Incluso en comparación con Qatar 2022, la diferencia de precios resulta significativa. En aquel Mundial, los boletos más baratos para la fase de grupos partían desde US$ 69, mientras que los más caros llegaban a US$ 220. En cambio, para el Mundial 2026, las entradas para partidos de la fase de grupos superaron los US$ 550 y, en los encuentros más demandados, alcanzaron varios miles de dólares. Pero ¿por qué varió tanto el precio?
El Mundial 2026 marcó un punto de inflexión. La FIFA implementó por primera vez un sistema de precios dinámicos para la venta de entradas. Bajo este modelo, el valor de los boletos aumenta o disminuye según la demanda, de manera similar a lo que ocurre con los pasajes aéreos o las reservas hoteleras. Como resultado, un mismo asiento puede variar considerablemente de precio en cuestión de horas o días.
Las cifras reflejan el cambio de paradigma. Para la final, los precios de admisión general llegaron a ubicarse cerca de los US$ 10.990, una cifra sin precedentes en la historia de las Copas del Mundo.
Las críticas no tardaron en aparecer. Organizaciones de aficionados y asociaciones de seguidores europeos cuestionaron que el torneo se alejara de su esencia popular y denunciaron que muchos hinchas históricos quedaron excluidos por razones económicas. Diversos sectores sostuvieron que el Mundial, tradicionalmente considerado una celebración global del fútbol, comenzó a adoptar características propias de un evento premium dirigido a consumidores de alto poder adquisitivo.
El costo de las entradas representa apenas una parte del gasto. Quienes viajan para seguir a sus selecciones deben sumar pasajes aéreos, alojamiento, transporte interno y alimentación. En algunos casos, el presupuesto total para acompañar a un equipo durante varias fases del torneo supera ampliamente los US$ 10.000, una barrera económica difícil de afrontar para la mayoría de los aficionados.

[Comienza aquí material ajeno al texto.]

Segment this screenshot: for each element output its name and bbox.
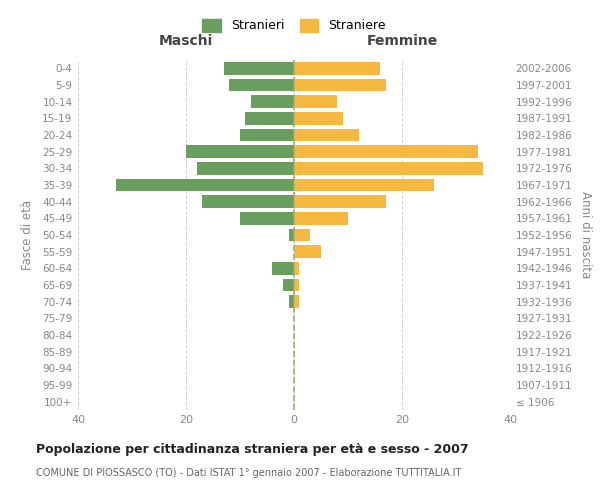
Bar [294, 96, 337, 108]
Bar [283, 279, 294, 291]
Bar [245, 112, 294, 124]
Bar [294, 179, 434, 192]
Bar [197, 162, 294, 174]
Text: Maschi: Maschi [159, 34, 213, 48]
Bar [289, 229, 294, 241]
Bar [202, 196, 294, 208]
Legend: Stranieri, Straniere: Stranieri, Straniere [197, 14, 391, 38]
Bar [251, 96, 294, 108]
Bar [294, 246, 321, 258]
Bar [289, 296, 294, 308]
Bar [294, 79, 386, 92]
Bar [294, 62, 380, 74]
Y-axis label: Fasce di età: Fasce di età [21, 200, 34, 270]
Bar [224, 62, 294, 74]
Bar [186, 146, 294, 158]
Text: COMUNE DI PIOSSASCO (TO) - Dati ISTAT 1° gennaio 2007 - Elaborazione TUTTITALIA.: COMUNE DI PIOSSASCO (TO) - Dati ISTAT 1°… [36, 468, 461, 477]
Bar [240, 212, 294, 224]
Bar [294, 146, 478, 158]
Text: Popolazione per cittadinanza straniera per età e sesso - 2007: Popolazione per cittadinanza straniera p… [36, 442, 469, 456]
Bar [294, 129, 359, 141]
Bar [294, 162, 483, 174]
Bar [116, 179, 294, 192]
Bar [294, 196, 386, 208]
Bar [294, 112, 343, 124]
Text: Femmine: Femmine [367, 34, 437, 48]
Y-axis label: Anni di nascita: Anni di nascita [579, 192, 592, 278]
Bar [240, 129, 294, 141]
Bar [294, 296, 299, 308]
Bar [294, 229, 310, 241]
Bar [294, 212, 348, 224]
Bar [294, 279, 299, 291]
Bar [229, 79, 294, 92]
Bar [294, 262, 299, 274]
Bar [272, 262, 294, 274]
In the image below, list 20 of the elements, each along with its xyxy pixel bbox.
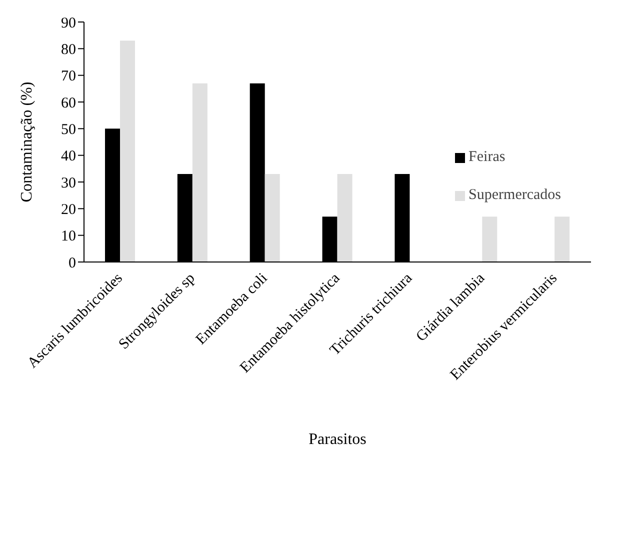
y-tick-label: 60 (61, 95, 76, 112)
y-tick-label: 20 (61, 202, 76, 218)
legend-label: Supermercados (468, 187, 561, 203)
y-tick-label: 90 (61, 15, 76, 32)
y-tick-label: 30 (61, 175, 76, 192)
y-axis-title: Contaminação (%) (18, 82, 36, 202)
bar (120, 40, 135, 262)
bar (264, 174, 280, 262)
bar (554, 216, 570, 262)
y-tick-label: 10 (61, 228, 76, 245)
y-tick-label: 80 (61, 42, 76, 58)
bar (337, 174, 352, 262)
y-tick-label: 50 (61, 122, 76, 138)
bar (482, 216, 498, 262)
legend-label: Feiras (468, 149, 506, 165)
x-axis-title: Parasitos (308, 431, 366, 448)
y-tick-label: 0 (68, 255, 76, 272)
y-tick-label: 70 (61, 68, 76, 85)
y-tick-label: 40 (61, 148, 76, 165)
bar (192, 83, 208, 262)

La experiencia dentro de los estadios también se volvió más estricta. Los organizadores aplicaron protocolos de seguridad reforzados que incluyen múltiples controles de identidad, revisiones de pertenencias y restricciones sobre los objetos permitidos. Las autoridades exigen que los espectadores atraviesen varios filtros antes de ingresar, mientras que artículos considerados habituales en otros eventos deportivos pueden quedar prohibidos dependiendo de la sede y de las normas de seguridad vigentes.
A estas medidas se suman controles tecnológicos más avanzados, con boletos digitales, validaciones electrónicas y mecanismos destinados a combatir la reventa irregular. El objetivo consiste en reforzar la seguridad y garantizar la trazabilidad de cada entrada, aunque varios aficionados consideran que el proceso volvió más complejo el acceso a los partidos.
Paradójicamente, los elevados precios también generaron efectos inesperados. A pocos días del inicio del torneo, todavía quedaban miles de entradas disponibles para numerosos encuentros. La situación obligó a realizar ajustes en algunos valores y alimentó el debate sobre si la estrategia comercial priorizó la rentabilidad por encima de la ocupación total de los estadios.